Some Wall Street executives have been breathing a sigh of relief that New York Attorney General Eliot Spitzer is going to run for governor. But if he does move on, will that mean a more relaxed stance at the SEC?
One indication already of this is the SEC and NASDs joint investigation into gifts by two dozen brokerage firms to fund execs, which they launched independently of the attorney general. The SEC is also looking into revenue-sharing and is going to re-examine the use of 12b-1 fees. Further, the SECs newly created office of risk assessment has been set up to detect new ways criminals might corrupt the system.
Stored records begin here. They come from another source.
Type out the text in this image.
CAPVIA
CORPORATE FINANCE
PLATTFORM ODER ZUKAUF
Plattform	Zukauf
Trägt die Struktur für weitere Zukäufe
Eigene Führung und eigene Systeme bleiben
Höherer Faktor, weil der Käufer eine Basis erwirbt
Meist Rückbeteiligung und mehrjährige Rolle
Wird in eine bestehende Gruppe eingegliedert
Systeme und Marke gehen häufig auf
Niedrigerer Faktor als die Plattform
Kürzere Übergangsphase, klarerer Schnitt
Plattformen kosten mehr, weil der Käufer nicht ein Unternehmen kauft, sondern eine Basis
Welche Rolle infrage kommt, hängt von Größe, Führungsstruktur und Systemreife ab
"We want our efforts and oversight to be more anticipatory and preventative in nature," SEC Chairman William Donaldson recently said. As one industry veteran sees it, this mandate already seems to be working: "Ive been involved in this industry since 1969, and Ive never seen a Commission as aggressive," said Geoff Bobroff, president of Bobroff Consulting. "The SEC is examining and re-examining every aspect of the mutual fund industry, and to some extent, reinterpreting old positions."
Roy Weitz, industry critic and publisher of fundalarm.com, commented: "The SEC was definitely goosed by Spitzer beating them to the punch. It looks like the SEC wants to identify conflicts and jump on them before anyone else does."